UM regent Bernstein, wife give $3M for diversity center
Ann Arbor – As University of Michigan alums, Regent Mark Bernstein and his wife, Rachel Bendit, have been active volunteers and supporters of the university, donating to nearly a dozen institutions and schools on campus.
But their biggest gift is their latest: $3 million for a new multicultural center in the heart of campus, prompting the Board of Regents on Thursday to name the facility Bernstein-Bendit Hall in the couple’s honor.
Approved in December, the $10 million center was proposed to replace the nearly 50-year-old cultural center, after four town hall meetings, eight focus group and other outreach efforts with students.
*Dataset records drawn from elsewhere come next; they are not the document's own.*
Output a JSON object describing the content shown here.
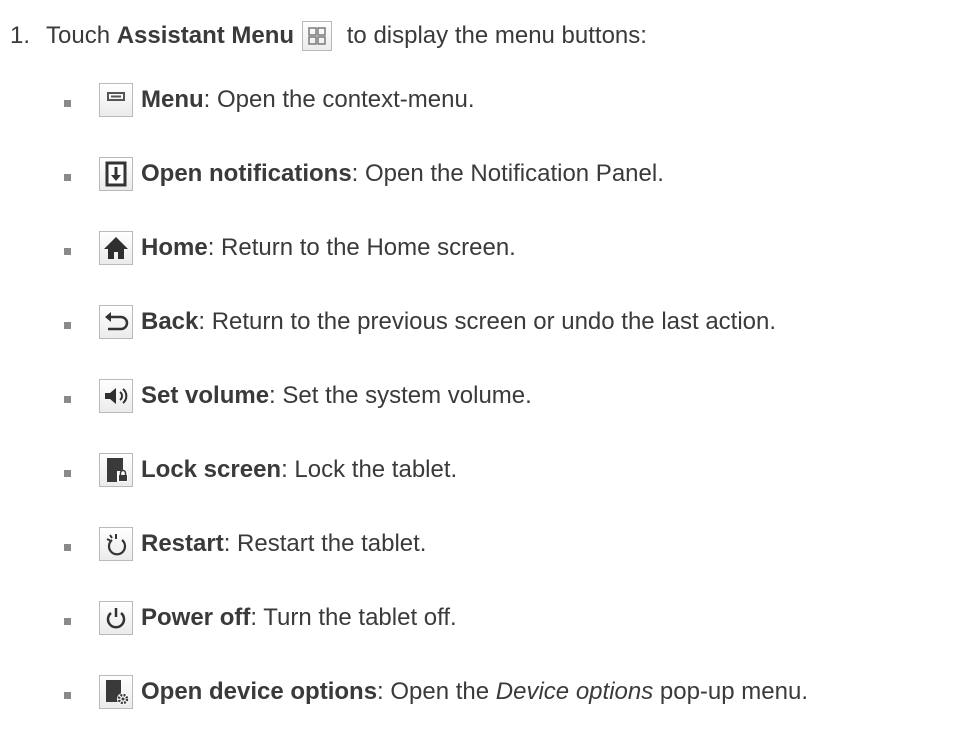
{
  "step": {
    "number": "1.",
    "prefix": "Touch ",
    "bold": "Assistant Menu",
    "icon": "assistant-menu-icon",
    "suffix": " to display the menu buttons:"
  },
  "items": [
    {
      "icon": "menu-icon",
      "bold": "Menu",
      "text": ": Open the context-menu."
    },
    {
      "icon": "notifications-icon",
      "bold": "Open notifications",
      "text": ": Open the Notification Panel."
    },
    {
      "icon": "home-icon",
      "bold": "Home",
      "text": ": Return to the Home screen."
    },
    {
      "icon": "back-icon",
      "bold": "Back",
      "text": ": Return to the previous screen or undo the last action."
    },
    {
      "icon": "volume-icon",
      "bold": "Set volume",
      "text": ": Set the system volume."
    },
    {
      "icon": "lock-screen-icon",
      "bold": "Lock screen",
      "text": ": Lock the tablet."
    },
    {
      "icon": "restart-icon",
      "bold": "Restart",
      "text": ": Restart the tablet."
    },
    {
      "icon": "power-off-icon",
      "bold": "Power off",
      "text": ": Turn the tablet off."
    },
    {
      "icon": "device-options-icon",
      "bold": "Open device options",
      "text": ": Open the ",
      "italic": "Device options",
      "text_after": " pop-up menu."
    }
  ]
}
It is a response to one of seven points that the Black Student Union and U-M agreed to in 2014 as a way of improving the campus climate for minority students. Groundbreaking is planned in the fall.
Bernstein said he and his wife were inspired by those who created the legacy and mission of the cultural center of the past and were guided by the activists who have shaped the center of the future.
“It’s an important and symbolic statement about the importance of diversity on campus,” Bernstein said. “This will be unique across the nation in higher educaiton in terms of the central location of this building on our campus. It send a very strong message that we take these messages seriously, we are honoring not just the aspirations of our university but also the aspirations of our students who were integrally involved in this.”
For decades, African-American students have been lobbying for more diversity on campus, especially after the state's voters in 2006 approved the Michigan Civil Rights Initiative banning the use of affirmative action in higher education admissions and the U.S. Supreme Court later upheld the decision.
In 2013, African-American students at U-M launched a social media campaign to launch discussions about what it was like to be black at a predominantly white university. Less than 5 percent of U-M’s students are African-American.
Among the issues that emerged was the William Monroe Trotter Multicultural Center, located off campus on Washtenaw Avenue. E. Royster Harper, vice president for student life, has said with the facility being on the margins of campus, students sometimes felt like they were on the margins of campus too.
The new center, with 20,000 square feet, will move to replace the smaller Trotter center and move to the heart of campus, on State Street, near the Betsy Barbour House and Helen H. Newberry Residence, north of the Michigan Union.
It is expected to be paid for with gifts, such as the one from Bernstein and Bendit, and investment proceeds.
“It really speaks to work that Mark and Rachel have been doing all of their lives, taking on issues of social justice and community building,” Harper said.
Bernstein graduated with a bachelor of arts degree from the U-M College of Literature, Science and the Arts. He also earned his JD from the U-M Law School and an MBA from the Stephen M. Ross School of Business. He is president and managing partner of the Sam Bernstein Law Firm in Farmington Hills.
Meanwhile, Bendit also graduated with a B.A. from U-M’s LSA college. She also earned a master’s in education from Loyola University in Maryland and a JD from the Benjamin N. Cardozo School of Law in New York. She is a mediator, teacher and attorney.
The couple have supported many areas of the university including athletics, U-M Dearborn, the Health System, the Ross School of Business, the University Musical Society, the Museum of Art and the Center for the Education of Women.
Their gift for the multicultural center is part of the Victors for Michigan $4 billion fundraising campaign underway at U-M.